Transformation between the camera reference frame and the sensor reference frame (retinal plane)

The second transformation, referred as on Figure 2 binds the camera reference frame \(R_{c}\) to the sensor reference frame \(R_{r}\) (retinal plane).

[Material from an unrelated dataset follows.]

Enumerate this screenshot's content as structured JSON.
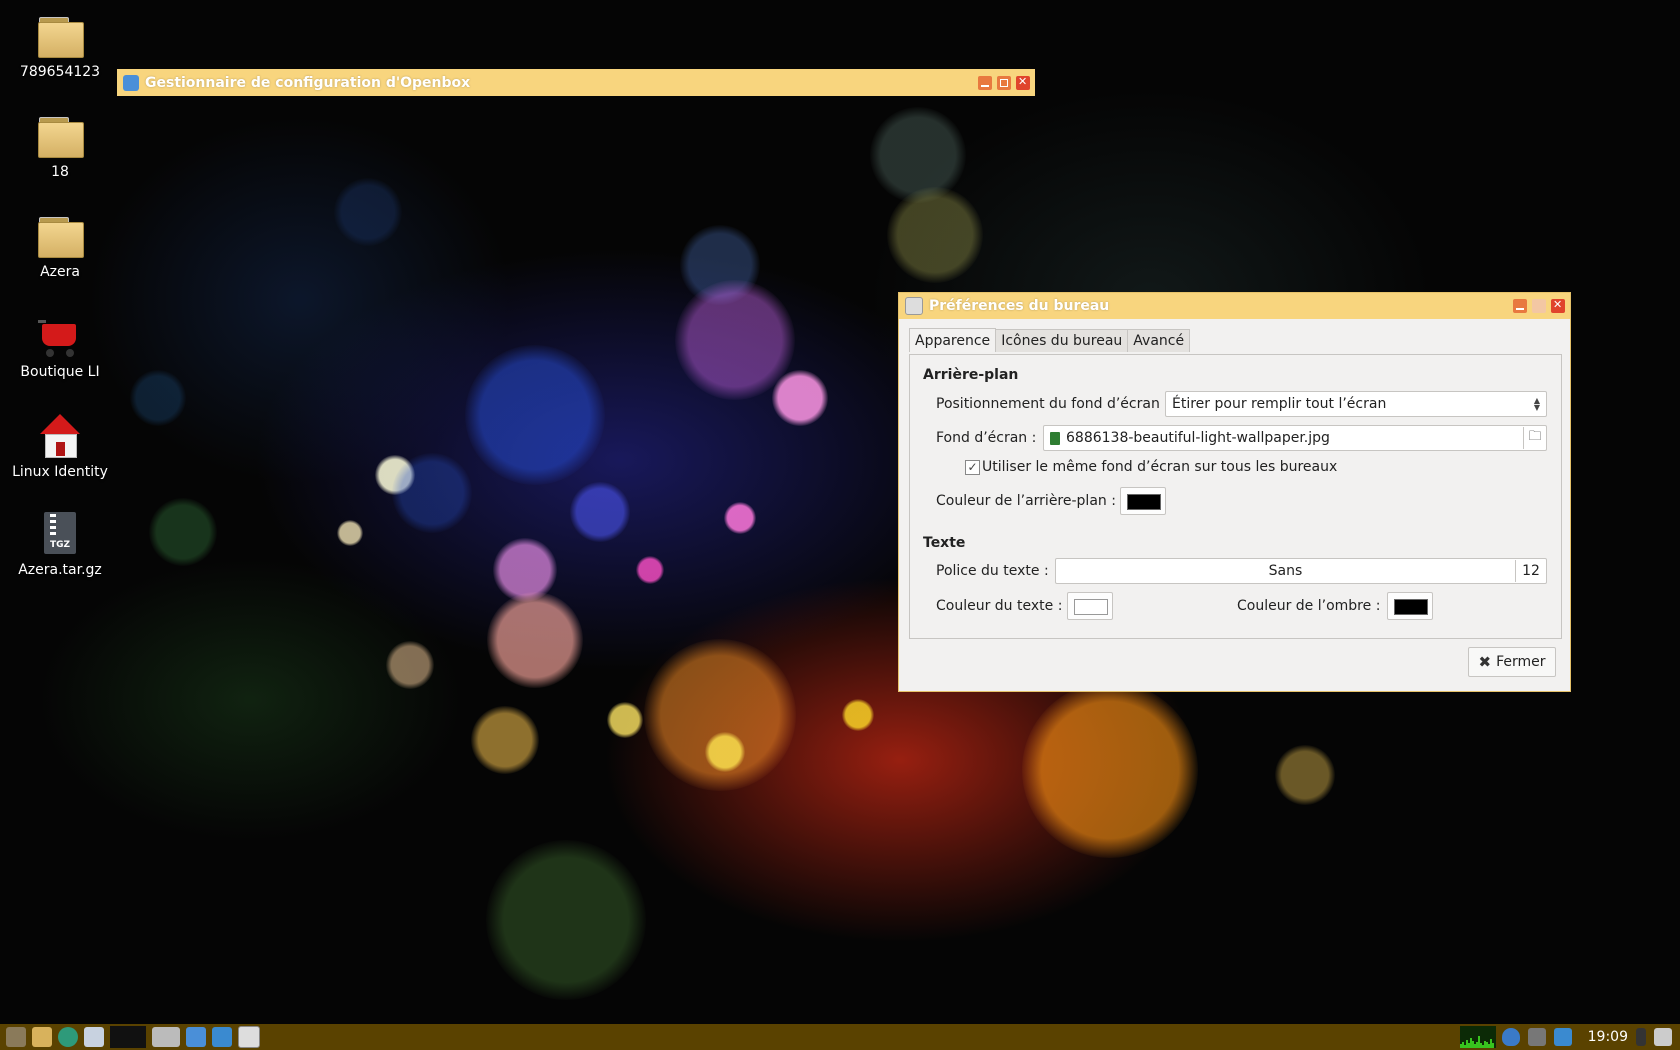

This is a perspective projection (\(3 \times 4\) matrix, referred as \([P]\)) that transforms a 3D point \(\left( \begin{array}{ccc} X_{c} & Y_{c} & Z_{c} \end{array} \right)\) into an image point \((x,y)\) (in metric units).

\(s . \left[ \begin{array}{c} x \\ y \\ 1 \end{array} \right] = \left[ \begin{array}{cccc} f & 0 & 0 & 0 \\ 0 & f & 0 & 0 \\ 0 & 0 & 1 & 0 \end{array} \right]  \left[ \begin{array}{c} X_{c} \\ Y_{c} \\ Z_{c} \\ 1 \end{array} \right] = \left[ \mathbf{P} \right] \left[ \begin{array}{c} X_{c} \\ Y_{c} \\ Z_{c} \\ 1 \end{array} \right]\)

where \(f\) refers to the focal length of the lens used.

Remarque

Equation (2) that shows the perspective projection is to be written:

\(x = f \frac{X_{c}}{Z_{c}}\)

\(y = f \frac{Y_{c}}{Z_{c}}\)

These equations are non-linear ones.

The use of homogenous coordinates makes it possible to write the perspective projection (and the complete pinhole camera model) under a linear form (see equation (2)).